Judge Steve Power has a fever of a hundred and three.
Our reviews of Foreigner: Alive And Rockin' (published November 8th, 2007), Foreigner: All Access Tonight (published July 21st, 2004), and Foreigner: Live (Blu-ray) (published July 30th, 2011) are also available.
From "Cold as Ice" to their new single "Too Late," this thrilling 16-song Soundstage performance proves Foreigner to be more powerful and explosive than ever.
Foreigner are about as representative of the late 70's and early 80's "arena rock" scene as any other band to come out of the era. Their lackadaisical approach to lyrical content and generally accessible blues-tinged riffing combined with a charismatic and suitably wailing front man certainly endeared them to, oh, about 70 million albums worth of people. To the rest of us, they've been thrown into the same swimming pool as bands like Journey, Kansas, and Chicago—AM Gold for the Beavis and Butthead generation, or those reared on the thrash and hair metal of the '80s. While the performance shown here, taken from a 2008 episode of PBS' Soundstage program, probably won't change any minds, it's actually one heck of a well played show.
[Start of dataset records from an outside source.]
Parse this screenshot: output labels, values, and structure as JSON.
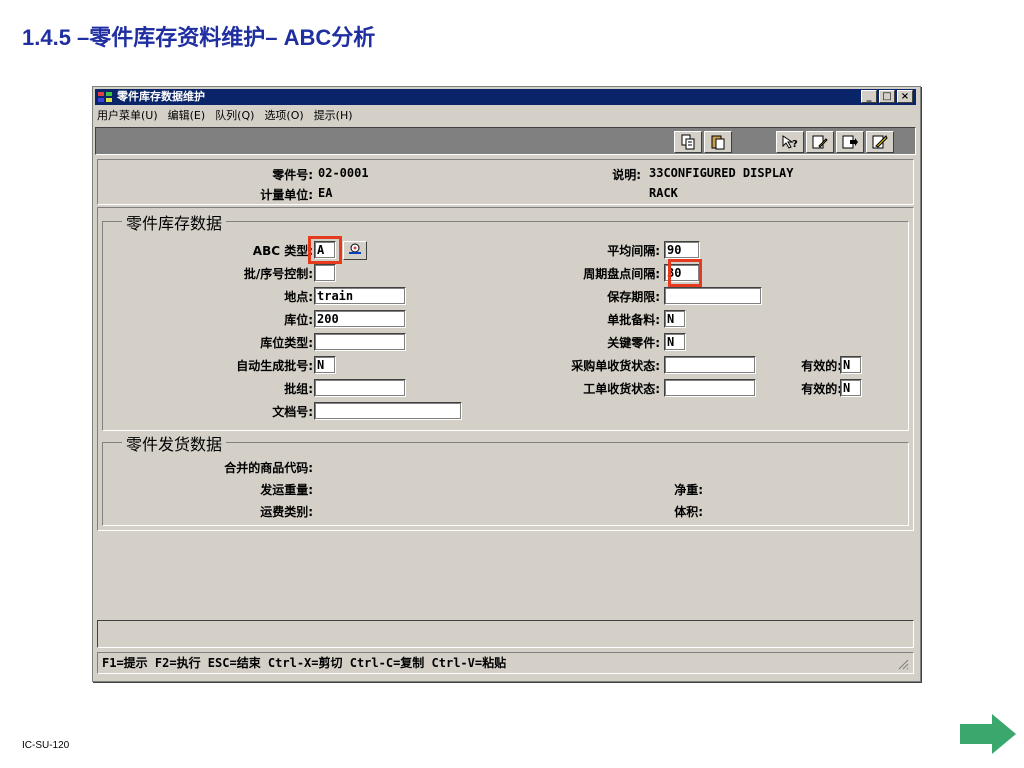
{
  "slide": {
    "title": "1.4.5 –零件库存资料维护– ABC分析",
    "footer_code": "IC-SU-120"
  },
  "window": {
    "title": "零件库存数据维护",
    "controls": {
      "minimize": "_",
      "maximize": "□",
      "close": "×"
    },
    "menu": [
      "用户菜单(U)",
      "编辑(E)",
      "队列(Q)",
      "选项(O)",
      "提示(H)"
    ],
    "toolbar_icons": [
      "copy-icon",
      "paste-icon",
      "help-query-icon",
      "edit-icon",
      "go-icon",
      "exit-icon"
    ]
  },
  "header": {
    "part_no_label": "零件号:",
    "part_no": "02-0001",
    "uom_label": "计量单位:",
    "uom": "EA",
    "desc_label": "说明:",
    "desc_line1": "33CONFIGURED DISPLAY",
    "desc_line2": "RACK"
  },
  "inventory": {
    "group_title": "零件库存数据",
    "abc_label": "ABC 类型:",
    "abc_value": "A",
    "lot_serial_label": "批/序号控制:",
    "lot_serial_value": "",
    "site_label": "地点:",
    "site_value": "train",
    "location_label": "库位:",
    "location_value": "200",
    "loc_type_label": "库位类型:",
    "loc_type_value": "",
    "auto_lot_label": "自动生成批号:",
    "auto_lot_value": "N",
    "lot_group_label": "批组:",
    "lot_group_value": "",
    "doc_no_label": "文档号:",
    "doc_no_value": "",
    "avg_interval_label": "平均间隔:",
    "avg_interval_value": "90",
    "cycle_count_label": "周期盘点间隔:",
    "cycle_count_value": "30",
    "shelf_life_label": "保存期限:",
    "shelf_life_value": "",
    "single_lot_label": "单批备料:",
    "single_lot_value": "N",
    "key_item_label": "关键零件:",
    "key_item_value": "N",
    "po_rcpt_label": "采购单收货状态:",
    "po_rcpt_value": "",
    "po_active_label": "有效的:",
    "po_active_value": "N",
    "wo_rcpt_label": "工单收货状态:",
    "wo_rcpt_value": "",
    "wo_active_label": "有效的:",
    "wo_active_value": "N"
  },
  "shipping": {
    "group_title": "零件发货数据",
    "commodity_label": "合并的商品代码:",
    "ship_weight_label": "发运重量:",
    "freight_class_label": "运费类别:",
    "net_weight_label": "净重:",
    "volume_label": "体积:"
  },
  "statusbar": {
    "text": "F1=提示 F2=执行 ESC=结束 Ctrl-X=剪切 Ctrl-C=复制 Ctrl-V=粘贴"
  },
  "colors": {
    "title_blue": "#1f2ea0",
    "highlight_red": "#e53a1d",
    "next_arrow_green": "#3aa76d",
    "titlebar_navy": "#0a246a"
  }
}
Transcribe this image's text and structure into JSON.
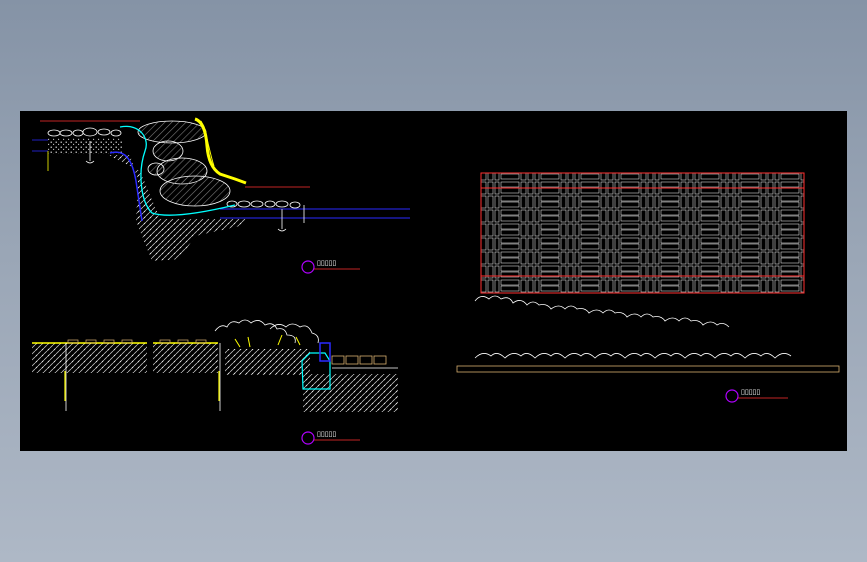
{
  "drawing": {
    "background": "#000000",
    "details": [
      {
        "id": "detail-1",
        "label": "▯▯▯▯▯"
      },
      {
        "id": "detail-2",
        "label": "▯▯▯▯▯"
      },
      {
        "id": "detail-3",
        "label": "▯▯▯▯▯"
      }
    ]
  },
  "colors": {
    "red": "#ff3030",
    "blue": "#2a2aff",
    "yellow": "#ffff00",
    "cyan": "#00ffff",
    "white": "#ffffff",
    "tan": "#d8b070",
    "magenta": "#b000ff"
  }
}
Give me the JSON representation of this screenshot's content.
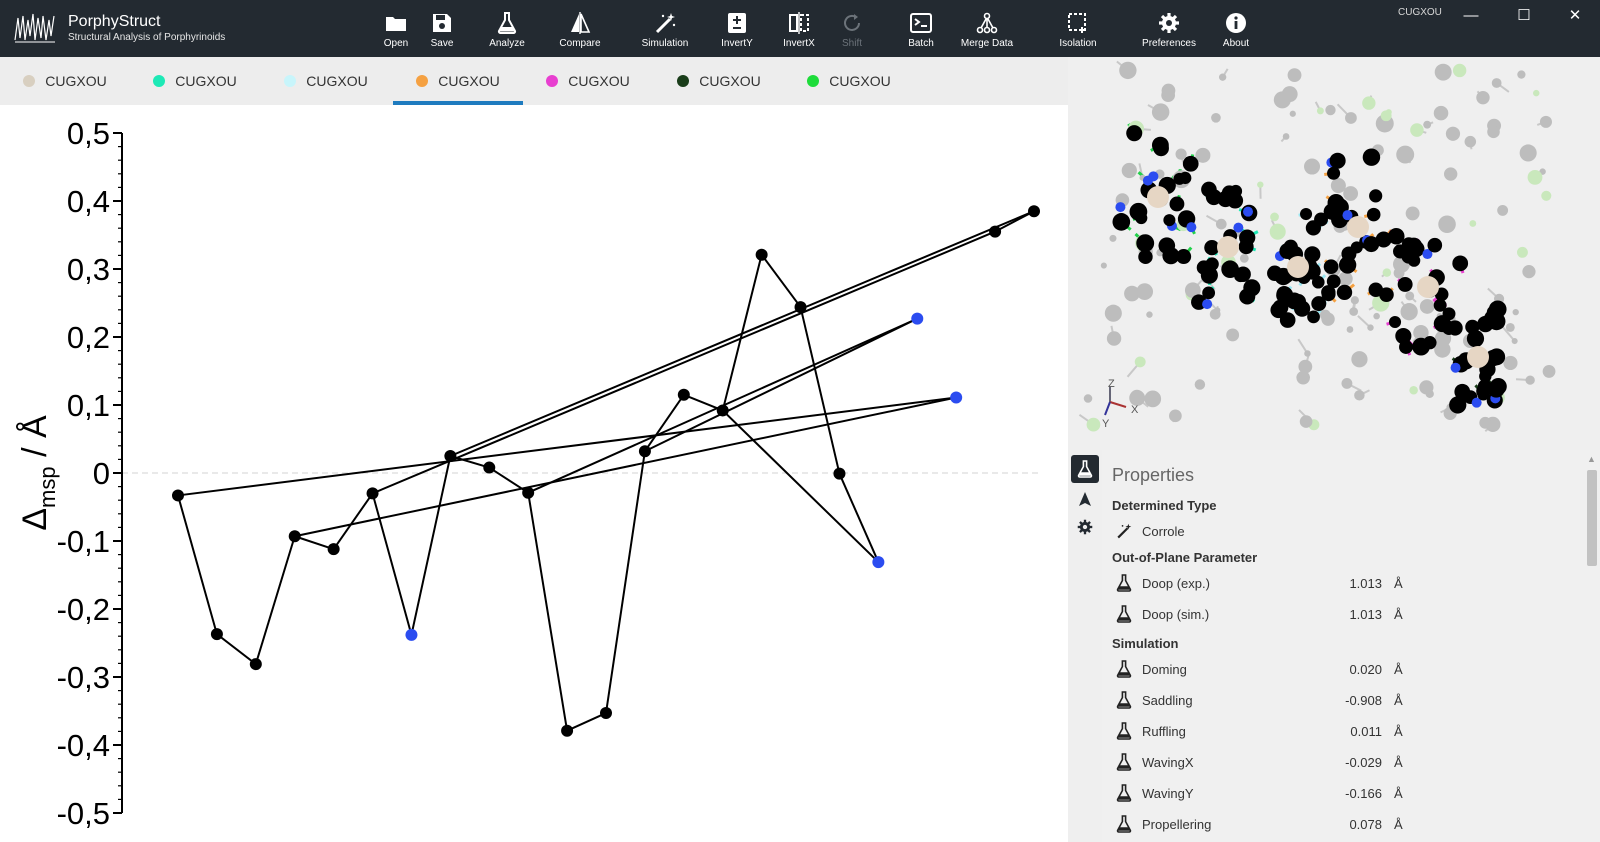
{
  "app": {
    "name": "PorphyStruct",
    "subtitle": "Structural Analysis of Porphyrinoids",
    "window_title": "CUGXOU"
  },
  "toolbar": [
    {
      "label": "Open",
      "icon": "folder-icon",
      "enabled": true
    },
    {
      "label": "Save",
      "icon": "save-icon",
      "enabled": true
    },
    {
      "label": "Analyze",
      "icon": "flask-icon",
      "enabled": true
    },
    {
      "label": "Compare",
      "icon": "compare-icon",
      "enabled": true
    },
    {
      "label": "Simulation",
      "icon": "magic-wand-icon",
      "enabled": true
    },
    {
      "label": "InvertY",
      "icon": "plus-minus-icon",
      "enabled": true
    },
    {
      "label": "InvertX",
      "icon": "mirror-icon",
      "enabled": true
    },
    {
      "label": "Shift",
      "icon": "rotate-icon",
      "enabled": false
    },
    {
      "label": "Batch",
      "icon": "terminal-icon",
      "enabled": true
    },
    {
      "label": "Merge Data",
      "icon": "merge-icon",
      "enabled": true
    },
    {
      "label": "Isolation",
      "icon": "selection-icon",
      "enabled": true
    },
    {
      "label": "Preferences",
      "icon": "gear-icon",
      "enabled": true
    },
    {
      "label": "About",
      "icon": "info-icon",
      "enabled": true
    }
  ],
  "window_controls": {
    "minimize": "—",
    "maximize": "☐",
    "close": "✕"
  },
  "tabs": [
    {
      "label": "CUGXOU",
      "color": "#d8cfc0",
      "active": false
    },
    {
      "label": "CUGXOU",
      "color": "#1de9b6",
      "active": false
    },
    {
      "label": "CUGXOU",
      "color": "#c8f5fb",
      "active": false
    },
    {
      "label": "CUGXOU",
      "color": "#f5a142",
      "active": true
    },
    {
      "label": "CUGXOU",
      "color": "#e83fd0",
      "active": false
    },
    {
      "label": "CUGXOU",
      "color": "#1a3d1a",
      "active": false
    },
    {
      "label": "CUGXOU",
      "color": "#1edc3a",
      "active": false
    }
  ],
  "chart_data": {
    "type": "line",
    "ylabel_main": "Δ",
    "ylabel_sub": "msp",
    "ylabel_unit": " / Å",
    "ylim": [
      -0.5,
      0.5
    ],
    "y_ticks": [
      0.5,
      0.4,
      0.3,
      0.2,
      0.1,
      0,
      -0.1,
      -0.2,
      -0.3,
      -0.4,
      -0.5
    ],
    "y_tick_labels": [
      "0,5",
      "0,4",
      "0,3",
      "0,2",
      "0,1",
      "0",
      "-0,1",
      "-0,2",
      "-0,3",
      "-0,4",
      "-0,5"
    ],
    "line_color": "#000000",
    "highlight_color": "#2b4cf0",
    "points": [
      {
        "x": 1,
        "y": -0.033,
        "h": false
      },
      {
        "x": 2,
        "y": -0.237,
        "h": false
      },
      {
        "x": 3,
        "y": -0.281,
        "h": false
      },
      {
        "x": 4,
        "y": -0.093,
        "h": false
      },
      {
        "x": 5,
        "y": -0.112,
        "h": false
      },
      {
        "x": 6,
        "y": -0.03,
        "h": false
      },
      {
        "x": 7,
        "y": -0.238,
        "h": true
      },
      {
        "x": 8,
        "y": 0.025,
        "h": false
      },
      {
        "x": 9,
        "y": 0.008,
        "h": false
      },
      {
        "x": 10,
        "y": -0.029,
        "h": false
      },
      {
        "x": 11,
        "y": -0.379,
        "h": false
      },
      {
        "x": 12,
        "y": -0.353,
        "h": false
      },
      {
        "x": 13,
        "y": 0.032,
        "h": false
      },
      {
        "x": 14,
        "y": 0.115,
        "h": false
      },
      {
        "x": 15,
        "y": 0.092,
        "h": false
      },
      {
        "x": 16,
        "y": 0.321,
        "h": false
      },
      {
        "x": 17,
        "y": 0.244,
        "h": false
      },
      {
        "x": 18,
        "y": -0.001,
        "h": false
      },
      {
        "x": 19,
        "y": -0.131,
        "h": true
      },
      {
        "x": 20,
        "y": 0.227,
        "h": true
      },
      {
        "x": 21,
        "y": 0.111,
        "h": true
      },
      {
        "x": 22,
        "y": 0.355,
        "h": false
      },
      {
        "x": 23,
        "y": 0.385,
        "h": false
      }
    ],
    "segments": [
      [
        1,
        2
      ],
      [
        2,
        3
      ],
      [
        3,
        4
      ],
      [
        4,
        5
      ],
      [
        5,
        6
      ],
      [
        6,
        7
      ],
      [
        7,
        8
      ],
      [
        8,
        9
      ],
      [
        9,
        10
      ],
      [
        10,
        11
      ],
      [
        11,
        12
      ],
      [
        12,
        13
      ],
      [
        13,
        14
      ],
      [
        14,
        15
      ],
      [
        15,
        16
      ],
      [
        16,
        17
      ],
      [
        17,
        18
      ],
      [
        18,
        19
      ],
      [
        19,
        15
      ],
      [
        13,
        20
      ],
      [
        20,
        10
      ],
      [
        1,
        21
      ],
      [
        21,
        4
      ],
      [
        6,
        22
      ],
      [
        22,
        23
      ],
      [
        23,
        8
      ]
    ]
  },
  "view3d": {
    "axis_z": "Z",
    "axis_x": "X",
    "axis_y": "Y"
  },
  "side_strip": [
    {
      "icon": "flask-icon",
      "active": true
    },
    {
      "icon": "navigation-arrow-icon",
      "active": false
    },
    {
      "icon": "gear-icon",
      "active": false
    }
  ],
  "properties": {
    "title": "Properties",
    "determined_type_header": "Determined Type",
    "determined_type": "Corrole",
    "oop_header": "Out-of-Plane Parameter",
    "oop": [
      {
        "name": "Doop (exp.)",
        "value": "1.013",
        "unit": "Å"
      },
      {
        "name": "Doop (sim.)",
        "value": "1.013",
        "unit": "Å"
      }
    ],
    "simulation_header": "Simulation",
    "simulation": [
      {
        "name": "Doming",
        "value": "0.020",
        "unit": "Å"
      },
      {
        "name": "Saddling",
        "value": "-0.908",
        "unit": "Å"
      },
      {
        "name": "Ruffling",
        "value": "0.011",
        "unit": "Å"
      },
      {
        "name": "WavingX",
        "value": "-0.029",
        "unit": "Å"
      },
      {
        "name": "WavingY",
        "value": "-0.166",
        "unit": "Å"
      },
      {
        "name": "Propellering",
        "value": "0.078",
        "unit": "Å"
      }
    ]
  }
}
The first thought that entered my head upon booting up the disc was, "What the hell happened to Lou Gramm!? When did he turn into Steven Tyler?" That was immediately followed by my thought that "Night Life" actually sounded pretty bitchin'. No, the singer wasn't Lou Gramm (or Steven Tyler), and the only original member of the band remaining is founding member Mick Jones, who looks more like a high-school music teacher than a jukebox hero. Mick has used the mad Foreigner coin he's earned wisely, and he's surrounded himself with some great session talent, including Dokken/Dio bassist Jeff Pilson, and drum-god Jason Bonham, son of the late Led Zeppelin legend, John Bonham. Kelly Hansen does a fantastic job with the vocals, bringing a ton of energy to the classic tunes, and the band plays one hell of a tight set, with nary a note wasted. All of the classic hits Foreigner fans love, and the rest of us hear repeatedly on classic rock radio, are represented, and every tune is performed exceptionally. Sure, the usual cheese-ridden trimmings of Roland keyboards and embarrassing lyrics are present in spades, but the performances have a life behind their sound that makes them quite enjoyable. It's a punchy show, with the only dull moment for me being the keyboard-heavy rendition of "I Want to Know What Love Is," which just screams for a string section or something to fill out the epic sound it's striving for. On the flipside, the surprisingly intimate acoustic rendition of "Say You Will" was fantastic, the new track, "Too Late" is definitely classic Foreigner that should please the fans who stuck around through all the lineup changes, and Zep's "Whole Lotta Love" sneaks in there at one point. Beyond Foreigner fans, people who enjoy a good music performance on DVD will probably enjoy this one as well.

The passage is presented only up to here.